- Born: Eloise or Eleanor November 22, 1892 Rapid City or Box Elder, South Dakota, U.S.
- Died: September 2, 1991 (aged 98) Sioux Falls, South Dakota, U.S.
- Years active: 1928–1944
- Known for: Pilot

= Nellie Zabel Willhite =

American deaf female aviator

Eloise or Eleanor "Nellie" Zabel Willhite (22 November 1892 – 2 September 1991) an American aviator and aviation pioneer. She was the first deaf woman to earn a pilot's license, as well as South Dakota's first female pilot.

== Life ==
Willhite was born in Rapid City or Box Elder, South Dakota, to Charley "Pard" Zabel and Lillian Madison Zabel. Willhite became deaf at age two due to measles. There have been sources that claim she was deafened at age four instead of two. She attended the South Dakota School for the Deaf and worked as a typist in Pierre until she enrolled in an aviation school. Willhite started flying lessons in November 1927, with her dad paying for it. She earned her pilot's license in 1928 Willhite was the thirteenth to sign up in a class of eighteen and made her first solo flight on 13 January 1928 after getting thirteen hours of instruction. She was the first female pilot to earn a pilot's license in South Dakota.

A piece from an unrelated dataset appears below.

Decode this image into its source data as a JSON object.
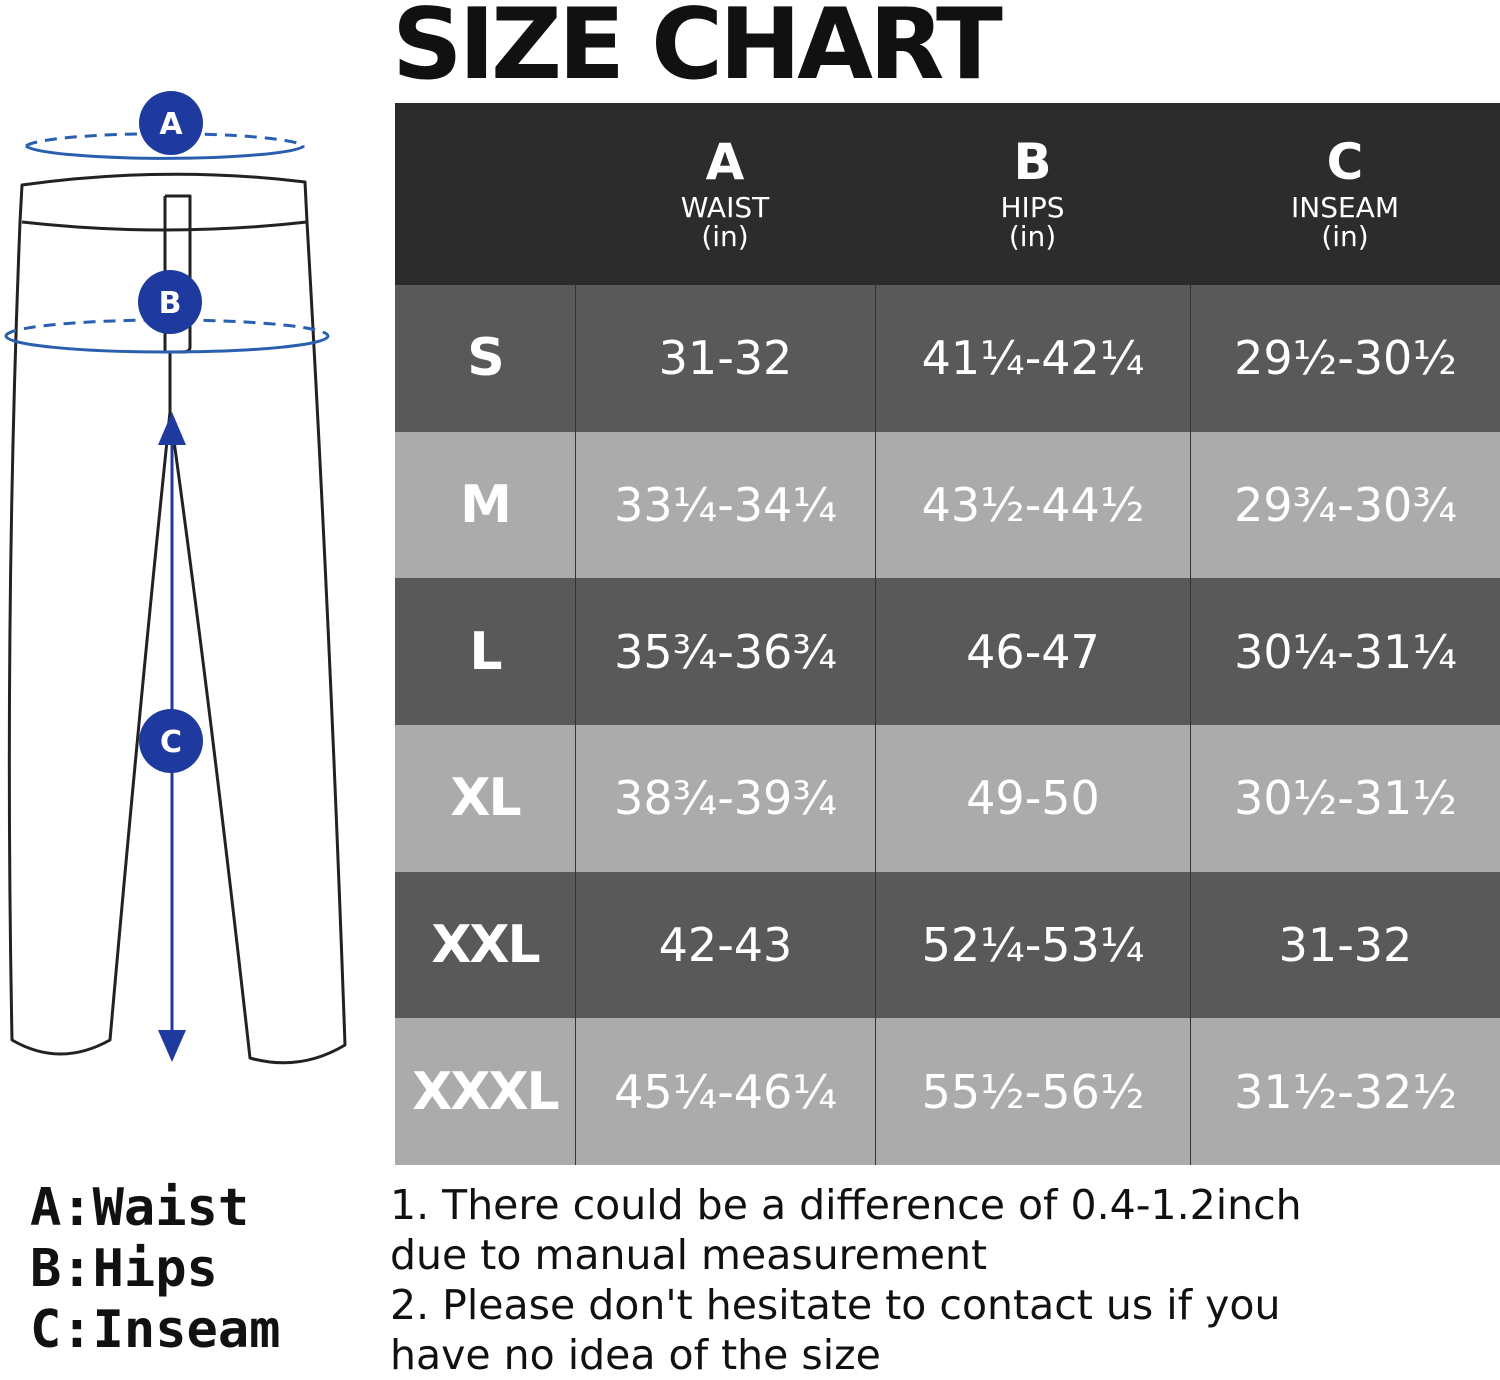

Willhite was a founding member of the Ninety-Nines, an organization which was founded in 1929 with 99 female pilots as founding members, and is dedicated to the advancement of aviation and support for women in aviation. Willhite started the first South Dakota chapter of the Ninety-Nines in 1941. She worked as a commercial pilot until 1944 (the first deaf person to do so), carrying airmail. She also worked as a barnstormer, specializing in flour bombing and balloon racing.

Willhite was inducted into the South Dakota Hall of Fame in 1978 and South Dakota Aviation Hall of Fame shortly before her death in 1991, and her plane the Pard is now on display at the Southern Museum of Flight in Birmingham, Alabama.